June 3, 2011 |
In a recent clinical trial, non–HIV-infected individuals who used the antiretroviral drug Truvada on a daily basis cut their risk of becoming infected with HIV by 44 percent.
While the findings are reason for great optimism, researchers say it is now important to understand the factors that could influence the public’s willingness to use the drug in this way, known as pre-exposure prophylaxis, or PrEP.
Scientists, health authorities and policymakers are currently debating the pros and cons of PrEP in the U.S. and around the world. One significant issue is these medications’ high cost, which often makes them inaccessible to those already infected, let alone those who wish to use them as a prevention tool. Another major question: What would potential users of PrEP expect from such a pill if it were to be made widely accessible?
In a study published recently in the International Journal of STD & AIDS, a team of researchers from UCLA and Lima, Peru, offers a starting point for assessing the public’s willingness to consider PrEP.
The researchers used consumer marketing techniques to gauge acceptance of the therapy among high-risk groups in Lima. They found that study participants were generally supportive of PrEP but that out-of-pocket costs had the greatest impact — even more than the drug’s effectiveness — on their willingness to use it.
Participants also reported that they would expect the pill to be 100 percent effective and to be taken only prior to having sex. These responses are particularly important, given that the actual PrEP study data was based on a pill that needed to be taken daily regardless of sexual activity and whose efficacy was much lower than 100 percent. This indicates that consumers may be overly optimistic about PrEP, the researchers said.
“Just a few months ago, we learned that PrEP can prevent HIV infection, but it has not been deployed on a large scale yet and is a topic of debate in the HIV-prevention research community,” said Jerome Galea, Latin America regional director for the UCLA Program in Global Health and one of the study’s co-investigators. “Our study is important to the public because it used two separate methods — focus groups and ‘conjoint analysis’ — to examine the acceptability of this approach among potential users and considered an array of characteristics that could influence the actual real-world applicability of its use.”
The use of conjoint analysis was unique in this instance; the technique is generally used to assess consumers’ purchasing choices by asking them to choose between products that are slightly different but do the same thing.
“This is the first study of its kind to apply this specific market research technique to understand what the ‘consumers’ of PrEP valued most about this method of prevention,” Galea said.
For the study, the researchers divided 45 participants — including female sex workers, male-to-female transgendered persons and men who have sex with men (MSM) — into seven groups of four to eight individuals, with each participating in both the focus groups and the conjoint analysis exercise.
In the focus groups, participants discussed social issues associated with PrEP, including their knowledge and understanding of it and their peers’ attitudes toward it. It was in these groups that participants expressed their wish for 100 percent effectiveness. The conversations were recorded, transcribed and analyzed for emergent themes.

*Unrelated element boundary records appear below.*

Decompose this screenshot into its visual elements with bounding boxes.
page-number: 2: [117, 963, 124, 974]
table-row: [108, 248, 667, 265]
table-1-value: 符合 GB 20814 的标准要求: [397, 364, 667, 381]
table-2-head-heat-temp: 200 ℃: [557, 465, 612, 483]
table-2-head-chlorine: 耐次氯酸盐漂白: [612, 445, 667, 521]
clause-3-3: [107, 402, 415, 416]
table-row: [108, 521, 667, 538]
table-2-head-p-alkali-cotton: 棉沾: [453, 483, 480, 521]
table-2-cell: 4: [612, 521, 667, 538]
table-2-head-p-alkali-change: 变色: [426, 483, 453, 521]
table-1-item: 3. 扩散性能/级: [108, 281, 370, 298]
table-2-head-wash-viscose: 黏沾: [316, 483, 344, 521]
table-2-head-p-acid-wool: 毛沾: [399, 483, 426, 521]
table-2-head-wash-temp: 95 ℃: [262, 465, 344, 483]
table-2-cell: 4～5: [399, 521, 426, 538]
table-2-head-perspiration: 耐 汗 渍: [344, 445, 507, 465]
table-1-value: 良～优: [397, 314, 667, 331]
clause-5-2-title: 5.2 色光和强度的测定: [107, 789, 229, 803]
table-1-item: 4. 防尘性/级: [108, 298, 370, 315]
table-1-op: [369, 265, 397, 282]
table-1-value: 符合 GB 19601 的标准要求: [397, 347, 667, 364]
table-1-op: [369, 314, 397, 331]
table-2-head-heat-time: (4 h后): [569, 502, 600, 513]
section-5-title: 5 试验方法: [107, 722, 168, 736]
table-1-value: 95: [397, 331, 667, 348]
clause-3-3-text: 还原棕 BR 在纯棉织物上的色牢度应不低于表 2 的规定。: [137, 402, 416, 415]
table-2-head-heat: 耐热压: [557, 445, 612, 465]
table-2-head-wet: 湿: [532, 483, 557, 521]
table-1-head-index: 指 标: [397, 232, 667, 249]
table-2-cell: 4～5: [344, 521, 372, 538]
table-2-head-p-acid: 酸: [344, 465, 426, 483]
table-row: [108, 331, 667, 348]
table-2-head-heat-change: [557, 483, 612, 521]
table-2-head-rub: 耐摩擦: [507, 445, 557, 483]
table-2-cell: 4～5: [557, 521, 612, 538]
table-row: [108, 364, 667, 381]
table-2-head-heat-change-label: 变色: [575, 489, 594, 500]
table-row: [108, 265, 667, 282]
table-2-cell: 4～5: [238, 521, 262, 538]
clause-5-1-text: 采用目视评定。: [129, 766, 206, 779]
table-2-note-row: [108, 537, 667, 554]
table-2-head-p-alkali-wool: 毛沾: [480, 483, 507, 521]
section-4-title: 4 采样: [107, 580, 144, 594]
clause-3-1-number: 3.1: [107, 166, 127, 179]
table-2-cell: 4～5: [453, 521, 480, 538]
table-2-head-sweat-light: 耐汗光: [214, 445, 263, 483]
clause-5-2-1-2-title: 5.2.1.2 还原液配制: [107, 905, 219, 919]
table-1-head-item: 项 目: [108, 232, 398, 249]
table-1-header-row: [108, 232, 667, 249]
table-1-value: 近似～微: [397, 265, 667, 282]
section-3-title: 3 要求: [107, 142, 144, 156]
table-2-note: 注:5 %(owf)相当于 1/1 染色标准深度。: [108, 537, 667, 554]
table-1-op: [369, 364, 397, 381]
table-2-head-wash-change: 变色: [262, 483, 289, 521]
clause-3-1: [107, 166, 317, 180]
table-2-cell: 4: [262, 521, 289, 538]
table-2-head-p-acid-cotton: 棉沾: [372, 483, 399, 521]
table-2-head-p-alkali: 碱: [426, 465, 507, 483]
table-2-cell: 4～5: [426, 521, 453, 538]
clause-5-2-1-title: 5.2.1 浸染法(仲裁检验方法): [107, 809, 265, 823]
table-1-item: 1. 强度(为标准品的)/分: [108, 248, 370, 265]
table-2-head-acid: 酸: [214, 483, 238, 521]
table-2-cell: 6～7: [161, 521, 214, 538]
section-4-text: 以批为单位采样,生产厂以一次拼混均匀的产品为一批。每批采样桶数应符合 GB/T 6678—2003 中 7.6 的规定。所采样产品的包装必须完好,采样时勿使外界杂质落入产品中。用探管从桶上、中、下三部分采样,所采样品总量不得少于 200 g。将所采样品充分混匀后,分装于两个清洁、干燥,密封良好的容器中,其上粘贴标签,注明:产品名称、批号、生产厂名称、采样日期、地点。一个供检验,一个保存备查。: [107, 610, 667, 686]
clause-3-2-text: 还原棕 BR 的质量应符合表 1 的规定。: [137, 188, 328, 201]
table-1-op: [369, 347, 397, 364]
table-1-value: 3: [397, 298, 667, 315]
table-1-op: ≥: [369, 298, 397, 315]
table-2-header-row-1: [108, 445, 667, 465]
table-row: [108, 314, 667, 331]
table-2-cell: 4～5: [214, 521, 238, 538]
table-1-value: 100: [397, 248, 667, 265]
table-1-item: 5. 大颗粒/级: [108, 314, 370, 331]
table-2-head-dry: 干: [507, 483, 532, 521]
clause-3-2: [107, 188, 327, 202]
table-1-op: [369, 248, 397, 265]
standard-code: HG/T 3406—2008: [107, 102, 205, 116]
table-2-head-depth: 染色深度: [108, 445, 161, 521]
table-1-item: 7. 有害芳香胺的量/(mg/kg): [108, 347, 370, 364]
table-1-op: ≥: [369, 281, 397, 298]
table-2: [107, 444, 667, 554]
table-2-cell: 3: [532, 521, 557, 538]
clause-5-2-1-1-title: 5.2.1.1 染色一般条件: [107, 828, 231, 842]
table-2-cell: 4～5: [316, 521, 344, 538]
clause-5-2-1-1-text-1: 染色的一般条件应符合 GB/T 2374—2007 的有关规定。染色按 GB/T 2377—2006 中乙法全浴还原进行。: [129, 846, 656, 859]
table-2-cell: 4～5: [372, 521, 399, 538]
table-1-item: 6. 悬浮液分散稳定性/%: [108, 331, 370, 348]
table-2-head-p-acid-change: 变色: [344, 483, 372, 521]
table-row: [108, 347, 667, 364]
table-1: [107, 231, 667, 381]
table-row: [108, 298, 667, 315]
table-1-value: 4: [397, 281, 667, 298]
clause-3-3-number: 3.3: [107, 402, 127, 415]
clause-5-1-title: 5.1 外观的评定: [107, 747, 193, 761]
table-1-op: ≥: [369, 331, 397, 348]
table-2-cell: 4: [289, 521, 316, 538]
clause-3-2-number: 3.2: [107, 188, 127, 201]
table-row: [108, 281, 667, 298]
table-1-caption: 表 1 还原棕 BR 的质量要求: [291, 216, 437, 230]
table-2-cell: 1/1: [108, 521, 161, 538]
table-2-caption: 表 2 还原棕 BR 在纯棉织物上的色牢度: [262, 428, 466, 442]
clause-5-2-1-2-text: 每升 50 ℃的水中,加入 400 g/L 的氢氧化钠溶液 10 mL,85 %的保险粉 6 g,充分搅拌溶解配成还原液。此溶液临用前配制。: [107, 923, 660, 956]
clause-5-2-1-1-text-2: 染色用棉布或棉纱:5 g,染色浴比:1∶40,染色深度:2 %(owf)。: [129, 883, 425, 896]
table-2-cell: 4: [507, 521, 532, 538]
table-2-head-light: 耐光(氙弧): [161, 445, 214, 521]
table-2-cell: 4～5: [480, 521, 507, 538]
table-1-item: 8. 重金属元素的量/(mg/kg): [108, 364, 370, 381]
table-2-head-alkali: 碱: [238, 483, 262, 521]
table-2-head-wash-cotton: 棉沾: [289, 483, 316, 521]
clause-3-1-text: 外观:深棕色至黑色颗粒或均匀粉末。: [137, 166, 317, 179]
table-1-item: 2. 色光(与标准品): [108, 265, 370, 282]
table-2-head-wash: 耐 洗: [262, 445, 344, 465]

In the conjoint analysis portion of the study, participants were asked to rate hypothetical scenarios, allowing the researchers to measure seven PrEP attributes, with two choices for each of those attributes. The scenarios were:
- Monthly out-of-pocket costs ($10 vs. $250)
- Efficacy (75 percent vs. 95 percent)
- Side effects (none vs. nausea and dizziness)
- Duration of use (one year vs. 10 years)
- Dosing frequency (before sex vs. every day)
- Dispensing venue (general clinic vs. HIV clinic)
- Person dispensing the pill (pharmacist vs. doctor or nurse)
Participants were asked to rate the choices in these scenarios on a five-point scale ranging from “definitely would accept” to “definitely would not accept.” The researchers then converted their responses to a 100-point scale.
The conjoint analysis revealed that a low out-of-pocket cost was the most important factor to the participants.
“While we expected cost to be an important factor, we were surprised that it was more important than the ability of the product to actually prevent HIV infection,” Galea said.
In the conjoint analysis exercise, the preferred scenario was a pill that cost $10 per month; had 95 percent efficacy; had no side effects; would be administered for 10 years; could be taken just before having sex; and would be dispensed by a doctor or nurse at an HIV clinic.
The focus groups’ data supported the importance of low cost but also revealed concerns over sexual risk disinhibition, the potential stigma associated with PrEP use and mistrust of health care professionals.
Study limitations include the possibility that some subjects may have participated more than others and their views may have been overrepresented as a result; the sample size and researchers’ choice of participants may not make these findings applicable to other groups; and the scenarios chosen may not reflect all possible characteristics.
This research, Galea said, should be extended to other at-risk populations in different settings.
“We cannot generalize our findings to all persons at risk for HIV, in Peru or elsewhere,” he said. “But we do propose it as a model for future exploration of the topic, now that oral PrEP has been shown to work but has not yet been scaled up for widespread use.”